We're OneText, a YC backed (Winter '23) startup in the Bay Area, and we're looking for a Devops/DBA Engineer
We're growing faster than we can manage! Since raising our seed round, we've:
Come up with more ideas for features than we could build in a lifetime, and shipped a ton of them anyway
Solved our fair share of scaling issues, allowing us to process tens of millions of webhooks and outbound messages per hour
Built up some huge revenue streams from our dedicated customers, who want even more of what we have to offer, helping us gear up towards our targets for raising our Series A
Had a lot of fun integrating AI into every part of our product
So: join us if you like the idea of a startup environment that is fast paced, but in a sustainable way. There are no shortage of fun engineering challenges and new things to learn. But we always want to be deliberate and smart about what we decide to build, and not just race from one thing to the next.
Email any questions to: engjobs@onetext.com
Click here to see the general job description for all engineers at OneText. This link has all the information about what it's like to interview for and work here!
But for this role specifically, here's what we're looking for:
We use a mixture of:
Postgres: our core database, used for everything that we want to stick around forever and be highly durable/consistent. Accounts, payments, billing, configuration, and so on.
Mongo: Used for tracking and scheduled tasks. Also planning to migrate to mongo for very write-heavy tables like messages, fees, events, etc.
Redis: Used for caching, and data that only needs a finite ttl like temporary short-links
AWS SQS & Event Bridge: Used for scheduling and queuing lambdas for high-throughput tasks like campaigns.
Clickhouse: Used for analytics
We need to you to be experienced in:
Writing really optimal and well-formed queries
Picking the right database type for the right job
Scaling all of these vertically or horizontally
Building in indexes, partitions, etc.
Warehouseing older data for larger tables
Monitoring the performance and health of these databases
Right now we primarily use DigitalOcean, but we have started to use AWS for some new services. We feel there is a strong case to move over completely to AWS or GCP as we scale.
We want you to have strong opinions on which cloud providers are great and which are not. And we want you to come up with a plan for the future of how OneText lives and is deployed to the perfect platform.

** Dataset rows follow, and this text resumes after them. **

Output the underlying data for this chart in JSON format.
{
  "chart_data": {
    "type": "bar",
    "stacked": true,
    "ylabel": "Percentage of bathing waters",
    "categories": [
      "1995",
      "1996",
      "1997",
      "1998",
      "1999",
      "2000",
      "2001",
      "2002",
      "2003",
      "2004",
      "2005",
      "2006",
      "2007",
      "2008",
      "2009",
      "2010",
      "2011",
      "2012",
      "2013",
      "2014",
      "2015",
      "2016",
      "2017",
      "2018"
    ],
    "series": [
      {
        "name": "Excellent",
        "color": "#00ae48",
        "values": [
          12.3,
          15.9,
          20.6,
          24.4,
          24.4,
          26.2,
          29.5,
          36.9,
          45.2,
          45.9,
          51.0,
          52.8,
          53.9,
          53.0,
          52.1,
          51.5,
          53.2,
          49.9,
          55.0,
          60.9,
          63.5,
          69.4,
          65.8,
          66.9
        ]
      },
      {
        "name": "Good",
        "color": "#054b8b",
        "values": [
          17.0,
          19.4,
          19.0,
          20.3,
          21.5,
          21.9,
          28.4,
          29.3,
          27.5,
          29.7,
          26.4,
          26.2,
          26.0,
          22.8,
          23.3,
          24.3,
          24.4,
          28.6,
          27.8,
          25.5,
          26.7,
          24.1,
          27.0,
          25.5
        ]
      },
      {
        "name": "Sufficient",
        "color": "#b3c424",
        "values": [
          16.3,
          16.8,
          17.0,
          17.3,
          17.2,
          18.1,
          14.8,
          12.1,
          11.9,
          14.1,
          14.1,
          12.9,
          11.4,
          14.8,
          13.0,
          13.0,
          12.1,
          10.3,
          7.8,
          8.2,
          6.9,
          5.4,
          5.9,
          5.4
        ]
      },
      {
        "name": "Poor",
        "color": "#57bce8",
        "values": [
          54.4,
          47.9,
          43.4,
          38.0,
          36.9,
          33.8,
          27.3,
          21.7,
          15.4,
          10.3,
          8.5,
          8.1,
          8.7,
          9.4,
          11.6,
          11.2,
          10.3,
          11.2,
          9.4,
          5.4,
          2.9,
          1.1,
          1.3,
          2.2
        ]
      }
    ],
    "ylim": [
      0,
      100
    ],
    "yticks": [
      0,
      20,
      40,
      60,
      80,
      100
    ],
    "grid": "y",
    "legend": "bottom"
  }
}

And how we migrate to get there.
We have two kinds of traffic:
Steady traffic (usually initiated via webhook events from shopper actions on our customers' stores)
Burst traffic from our customers scheduling campaigns to hundreds of thousands or millions of customers at once (especially during holiday periods like Black Friday)
Right now we have:
A front-end written in React
An API layer written in Node
A worker layer written in Node
Postgres/Mongo/Redis databases
A campaign engine written using AWS Event Bridge, SQS and Lambas
We want you to help us optimize these for scale. Whether that's figuring out a good strategy to help our worker churn through as many tasks as fast as possible, or migrating certain operations from one database type to another, or delegating tasks from our api to our workers, or anything to help us be fast when we really need to be.
Find a problem with how we manage concurrency in accepting new tasks? Notice our database connections aren't being pooled properly? We want you to be able to jump into our app and make any fixes you need to. So some knowledge of Node/TypeScript would be very helpful, but a willingness to learn and ask questions is the most important thing here.
We have two major use cases in mind here:
We want to be able to segment users based on properties or events they have attached to their account. This is mainly used to be able to schedule campaigns to the correct set of users.
We want to be able to get really good reporting for messages, revenue, clicks, fees, roi and so on for all of the sms based flows and automations we run.
We're thinking an OLAP database would be a good fit for these two problems. We've been relying too much on our production database for analytical tasks like these. We've started building on Clickhouse for this reason.
We would like you to be familiar enough with Clickhouse or other OLAP databases, or willing to learn, enough to start solving for these.
What happens when we get errors, when databases go down or run out of space, when our cloud provider fails to deploy our code?
We want to have good contingencies and backups for all of these cases, and enough redundancy that we can keep our app highly available and able to deploy at any time.
We want to go as fast as possible from merging in new code (once it's tested and guaranteed to be stable) to having that code build and hit the production site, with any tests run and database migrations performed, and so on.
We also want to make sure we have good testing environments to give us as much confidence as possible before deploying new code.